One of the fathers, Andrea Maria, told the pope about his wife's difficult pregnancy and how doctors had recommended an abortion. They refused, he said, because he and his wife felt God was calling them to an even greater love.
"A problem can never, ever be resolved by getting rid of someone," the pope said. "That's what the Mafia does: 'There's a problem, get rid of him.' "
Pope Francis told the parents that just as the real presence of Jesus in the Eucharist is a mystery, so, too, is the suffering of children.
"You might ask, 'But you are a bishop who studied a lot of theology, don't you have anything else to say?' No," the pope said. "The Trinity, the Eucharist, the grace of God, the suffering of children are all mysteries."
Pope Francis says he often thinks about Mary at the moment when "they gave her the dead body of her son wounded, spat upon, bloody, dirty. What did she say? 'Take him away'? No. She embraced him, caressed him. Even Mary did not understand. In that moment, she remembered the words the angel had said, 'He will be king, he will be great, he will be a prophet.' "
Mary, he said, must have felt confused and even betrayed.

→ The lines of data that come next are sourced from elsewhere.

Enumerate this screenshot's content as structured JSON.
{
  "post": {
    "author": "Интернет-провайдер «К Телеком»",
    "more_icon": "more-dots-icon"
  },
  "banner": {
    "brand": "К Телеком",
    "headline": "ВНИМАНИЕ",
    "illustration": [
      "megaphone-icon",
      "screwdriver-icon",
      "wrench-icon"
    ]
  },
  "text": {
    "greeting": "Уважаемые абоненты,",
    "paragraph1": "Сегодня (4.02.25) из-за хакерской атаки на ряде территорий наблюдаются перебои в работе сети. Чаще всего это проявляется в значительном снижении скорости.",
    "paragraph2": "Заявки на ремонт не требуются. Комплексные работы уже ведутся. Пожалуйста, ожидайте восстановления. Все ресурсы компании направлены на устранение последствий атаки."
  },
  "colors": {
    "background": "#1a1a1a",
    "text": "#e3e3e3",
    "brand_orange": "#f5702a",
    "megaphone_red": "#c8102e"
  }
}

"Do not be afraid to ask God why, to challenge him," the pope told the parents, but "keep your hearts open to receive his fatherly gaze. The only thing he might be able to say is, 'My son suffered, too.' "
Pope Francis was back with another group of children the next morning. The Italian youngsters, some of whom were born in prison and all of whom have at least one parent in jail, were treated to a special train trip thanks to the Pontifical Council for Culture.
Flying and dreaming were the themes of their activities and their fast-paced conversation with the pope. They began their meeting with him by flying kites in the cleared parking lot next to the Vatican audience hall.
Some of the little ones got up before dawn to board in the train in Bari, a town in southern Italy. Encouraging all the kids to gather close around him, he invited the exhausted ones to take a little nap on the rug where his chair was.
The pope asked them, "Is it true that you flew today?" They shouted, "Yes." And he said, "One of you explain to me. How did you fly?" A little boy said, "By dreaming."
Pope Francis asked the children if they could describe a child who is unable to dream. They said such a person would be unhappy and would have a heart of stone.
Catching the pope's attention, one little girl said a heart hardens or becomes ice when "we don't listen to the Word of God and to Jesus."
"Never stop dreaming," the pope told the children. "And, like she said, never stop listening to the word of Jesus because listening to the word of God makes one great; it enlarges your heart and helps you to love everyone."